Decoding the Dark, Catherine FauldsThe bottom two thirds of the jacket is a deep, soft grey. The top section is white, and this holds the title, centred, in thick dark grey letters over two lines. The author's name is in small white lowercase print, centred, in the grey area, just above the middle of the jacket. No images.

Poet’s House Pamphlets, 2020   £6.00

Poetry of extremes

Catherine Faulds’ pamphlet is set in Svalbard, the world’s northern-most permanently inhabited settlement. While staying there in the month of January (with its 24-hour nights), the poet worked in collaboration with visual artist Sarah Davidmann on a mixed media presentation with the theme of darkness.

The poems are united by their unusual location, but show an interesting variety of form and — throughout — a sense of struggle to depict such alien conditions. How do you write about the absence of light? How do you decode the dark? I was reminded of such extreme challenges as the woman who lugged her cello up a mountain and played Bach on the summit.

The poet explores a world of darkness and danger where nothing is sharply defined. We are introduced to the setting gently in ‘landfall’:

we fly through a Rothko dusk
         bands of scarlet/magenta/violet
that merge into dense night

But when we reach ‘decoding the dark 1’, we are pitched into challenging territory where where each stanza bends back on itself and the only verbs are participles.

Throughout the pamphlet, moments of clarity are juxtaposed with incidences of distorted form and syntax. For example, ‘Goat Grass’ reads like a traditional sonnet, although its physical shape blurs the sense of where the ‘turn’ comes.

In ‘decoding the dark 4’, we move from polysyllables of foreboding to monosyllables of basic needs such as ‘love’, ‘heat’ and ‘loo’, and then on into stark gutteral sounds: ‘a an ar ra da’.

‘decoding the dark 5’ re-uses the palindromic form to arrange a verbal sequence that sounds like a prayer, and looks like icicles hanging from the page.
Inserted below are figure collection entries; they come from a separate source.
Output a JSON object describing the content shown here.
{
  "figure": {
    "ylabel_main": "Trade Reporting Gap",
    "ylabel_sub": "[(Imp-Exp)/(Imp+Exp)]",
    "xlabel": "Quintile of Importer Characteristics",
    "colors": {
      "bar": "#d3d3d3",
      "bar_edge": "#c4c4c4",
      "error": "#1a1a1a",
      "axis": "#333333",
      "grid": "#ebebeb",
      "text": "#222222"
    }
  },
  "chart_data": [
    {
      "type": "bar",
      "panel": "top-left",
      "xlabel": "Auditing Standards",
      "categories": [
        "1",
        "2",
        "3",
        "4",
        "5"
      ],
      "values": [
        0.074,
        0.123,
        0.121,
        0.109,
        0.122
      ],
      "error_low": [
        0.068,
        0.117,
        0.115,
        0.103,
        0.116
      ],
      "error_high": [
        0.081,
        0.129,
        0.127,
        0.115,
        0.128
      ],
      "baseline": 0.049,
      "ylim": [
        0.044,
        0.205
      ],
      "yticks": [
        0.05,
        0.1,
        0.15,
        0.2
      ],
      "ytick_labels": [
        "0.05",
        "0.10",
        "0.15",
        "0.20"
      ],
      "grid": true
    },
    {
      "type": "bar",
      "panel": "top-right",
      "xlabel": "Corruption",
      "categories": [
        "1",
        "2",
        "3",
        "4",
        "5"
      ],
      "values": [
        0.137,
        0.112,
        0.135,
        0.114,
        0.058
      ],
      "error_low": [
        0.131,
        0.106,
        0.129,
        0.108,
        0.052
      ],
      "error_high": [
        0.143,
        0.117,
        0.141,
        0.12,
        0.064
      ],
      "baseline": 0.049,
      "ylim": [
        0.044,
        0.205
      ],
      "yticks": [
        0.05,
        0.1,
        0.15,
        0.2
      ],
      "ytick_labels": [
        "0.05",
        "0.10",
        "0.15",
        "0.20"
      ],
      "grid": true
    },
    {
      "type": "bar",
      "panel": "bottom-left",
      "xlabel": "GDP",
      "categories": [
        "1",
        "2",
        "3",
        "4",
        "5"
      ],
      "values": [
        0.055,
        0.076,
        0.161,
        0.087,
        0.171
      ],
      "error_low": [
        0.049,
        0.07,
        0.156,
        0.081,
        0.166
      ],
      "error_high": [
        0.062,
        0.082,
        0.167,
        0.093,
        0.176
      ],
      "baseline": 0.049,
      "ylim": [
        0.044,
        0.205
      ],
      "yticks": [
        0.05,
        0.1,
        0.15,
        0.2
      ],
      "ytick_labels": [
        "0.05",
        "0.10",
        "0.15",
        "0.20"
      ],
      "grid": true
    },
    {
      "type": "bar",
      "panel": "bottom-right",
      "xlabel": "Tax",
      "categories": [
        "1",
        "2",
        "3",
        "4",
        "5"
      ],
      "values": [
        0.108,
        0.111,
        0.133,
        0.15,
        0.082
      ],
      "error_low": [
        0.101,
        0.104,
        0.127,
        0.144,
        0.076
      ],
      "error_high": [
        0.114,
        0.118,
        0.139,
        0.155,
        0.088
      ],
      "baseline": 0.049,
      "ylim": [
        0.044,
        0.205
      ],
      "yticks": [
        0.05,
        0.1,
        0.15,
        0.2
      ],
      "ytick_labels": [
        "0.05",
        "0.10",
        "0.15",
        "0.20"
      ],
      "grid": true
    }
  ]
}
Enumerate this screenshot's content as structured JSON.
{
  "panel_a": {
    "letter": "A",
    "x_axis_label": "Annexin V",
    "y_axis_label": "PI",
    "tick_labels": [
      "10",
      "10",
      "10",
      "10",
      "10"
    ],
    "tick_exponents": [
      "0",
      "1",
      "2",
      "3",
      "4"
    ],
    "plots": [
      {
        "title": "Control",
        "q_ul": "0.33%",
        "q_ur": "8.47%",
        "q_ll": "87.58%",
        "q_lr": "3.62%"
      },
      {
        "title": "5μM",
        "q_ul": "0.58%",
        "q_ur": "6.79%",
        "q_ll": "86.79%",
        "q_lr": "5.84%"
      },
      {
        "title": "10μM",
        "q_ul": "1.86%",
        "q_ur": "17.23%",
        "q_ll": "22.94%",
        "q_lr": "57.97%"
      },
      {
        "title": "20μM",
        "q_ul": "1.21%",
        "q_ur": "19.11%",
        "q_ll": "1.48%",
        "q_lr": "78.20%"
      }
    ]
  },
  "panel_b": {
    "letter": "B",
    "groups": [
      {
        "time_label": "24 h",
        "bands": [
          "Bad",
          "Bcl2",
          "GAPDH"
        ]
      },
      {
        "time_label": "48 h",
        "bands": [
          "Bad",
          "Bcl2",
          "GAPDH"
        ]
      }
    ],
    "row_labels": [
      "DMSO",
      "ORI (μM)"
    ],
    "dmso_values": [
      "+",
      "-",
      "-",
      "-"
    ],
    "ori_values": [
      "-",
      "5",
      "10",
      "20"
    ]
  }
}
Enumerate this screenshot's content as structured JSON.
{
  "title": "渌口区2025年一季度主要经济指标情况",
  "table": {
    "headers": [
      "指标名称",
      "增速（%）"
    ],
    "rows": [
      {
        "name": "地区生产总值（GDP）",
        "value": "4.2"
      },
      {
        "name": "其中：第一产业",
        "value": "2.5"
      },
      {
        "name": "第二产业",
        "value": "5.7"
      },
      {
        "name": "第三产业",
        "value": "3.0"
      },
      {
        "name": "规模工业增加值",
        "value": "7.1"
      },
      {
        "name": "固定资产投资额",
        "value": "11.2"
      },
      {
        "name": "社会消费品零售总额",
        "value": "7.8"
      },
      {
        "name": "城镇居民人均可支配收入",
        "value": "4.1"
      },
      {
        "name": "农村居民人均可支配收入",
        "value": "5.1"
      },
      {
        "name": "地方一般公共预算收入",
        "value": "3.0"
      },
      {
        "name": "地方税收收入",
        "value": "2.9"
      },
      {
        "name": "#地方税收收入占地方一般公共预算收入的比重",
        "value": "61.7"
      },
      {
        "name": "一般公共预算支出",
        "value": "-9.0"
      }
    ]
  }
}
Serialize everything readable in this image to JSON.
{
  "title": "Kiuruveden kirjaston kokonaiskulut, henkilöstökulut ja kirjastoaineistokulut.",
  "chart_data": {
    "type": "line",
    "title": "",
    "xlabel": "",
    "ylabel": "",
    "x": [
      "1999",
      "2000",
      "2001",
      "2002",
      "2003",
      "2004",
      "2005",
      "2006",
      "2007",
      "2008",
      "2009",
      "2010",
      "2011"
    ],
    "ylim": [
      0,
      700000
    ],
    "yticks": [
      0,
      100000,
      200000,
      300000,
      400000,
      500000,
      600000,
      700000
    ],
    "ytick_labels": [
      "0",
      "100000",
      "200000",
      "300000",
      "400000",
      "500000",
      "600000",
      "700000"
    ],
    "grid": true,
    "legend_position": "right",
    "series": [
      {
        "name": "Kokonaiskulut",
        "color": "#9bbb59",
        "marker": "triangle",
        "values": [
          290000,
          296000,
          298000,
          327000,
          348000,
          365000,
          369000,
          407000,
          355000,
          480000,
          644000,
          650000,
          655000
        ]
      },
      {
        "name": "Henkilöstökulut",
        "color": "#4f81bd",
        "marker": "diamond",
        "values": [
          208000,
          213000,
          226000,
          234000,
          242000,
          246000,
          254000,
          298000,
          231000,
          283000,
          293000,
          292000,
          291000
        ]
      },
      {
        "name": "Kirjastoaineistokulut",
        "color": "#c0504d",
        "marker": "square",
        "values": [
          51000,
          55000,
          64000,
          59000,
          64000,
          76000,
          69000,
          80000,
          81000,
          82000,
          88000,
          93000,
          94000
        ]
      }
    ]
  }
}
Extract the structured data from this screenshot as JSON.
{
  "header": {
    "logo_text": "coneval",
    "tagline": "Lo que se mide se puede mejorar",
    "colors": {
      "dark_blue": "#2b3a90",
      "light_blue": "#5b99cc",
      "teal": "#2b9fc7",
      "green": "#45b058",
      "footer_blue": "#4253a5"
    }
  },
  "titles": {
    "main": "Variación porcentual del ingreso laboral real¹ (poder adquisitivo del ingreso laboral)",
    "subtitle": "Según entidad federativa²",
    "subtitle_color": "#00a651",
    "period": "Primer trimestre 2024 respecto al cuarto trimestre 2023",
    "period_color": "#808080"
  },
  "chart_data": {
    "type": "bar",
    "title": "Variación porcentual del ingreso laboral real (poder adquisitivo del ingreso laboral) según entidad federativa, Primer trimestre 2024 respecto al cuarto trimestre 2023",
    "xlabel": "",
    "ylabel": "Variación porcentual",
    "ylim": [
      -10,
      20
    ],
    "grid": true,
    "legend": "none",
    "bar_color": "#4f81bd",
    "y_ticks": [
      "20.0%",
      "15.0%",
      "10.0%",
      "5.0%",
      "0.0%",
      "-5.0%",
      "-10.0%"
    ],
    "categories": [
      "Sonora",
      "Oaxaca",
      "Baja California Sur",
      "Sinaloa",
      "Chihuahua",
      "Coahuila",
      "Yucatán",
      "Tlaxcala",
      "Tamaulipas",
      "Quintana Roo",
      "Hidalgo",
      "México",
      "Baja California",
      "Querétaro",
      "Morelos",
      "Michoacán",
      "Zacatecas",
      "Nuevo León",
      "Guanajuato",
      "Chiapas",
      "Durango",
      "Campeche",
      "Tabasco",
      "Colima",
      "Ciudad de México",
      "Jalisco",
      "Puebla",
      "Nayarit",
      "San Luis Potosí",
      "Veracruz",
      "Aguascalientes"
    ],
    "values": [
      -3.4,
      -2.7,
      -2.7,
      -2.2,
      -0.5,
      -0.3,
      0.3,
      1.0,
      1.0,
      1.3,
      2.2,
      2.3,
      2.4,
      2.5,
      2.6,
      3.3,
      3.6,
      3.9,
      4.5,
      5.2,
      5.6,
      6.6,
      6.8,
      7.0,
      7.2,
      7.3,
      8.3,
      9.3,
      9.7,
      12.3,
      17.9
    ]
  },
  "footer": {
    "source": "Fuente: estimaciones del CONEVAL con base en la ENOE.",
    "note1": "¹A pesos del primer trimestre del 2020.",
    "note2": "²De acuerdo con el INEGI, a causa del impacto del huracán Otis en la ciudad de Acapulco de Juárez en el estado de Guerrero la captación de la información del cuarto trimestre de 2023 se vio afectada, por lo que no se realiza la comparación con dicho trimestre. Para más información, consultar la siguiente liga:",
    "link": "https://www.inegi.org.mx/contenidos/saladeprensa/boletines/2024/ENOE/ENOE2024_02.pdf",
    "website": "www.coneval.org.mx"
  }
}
The collection finishes with the interesting ‘pinhole’, where the repetition of ‘now’ suggests a distillation of time into a series of moments. The last stanza leaves it unclear whether any attempt to capture such an inhospitable environment can be termed a success (‘the pictures we find / are white’). And that seems to me just right. This set of poems takes the reader to the extremes of what can be said.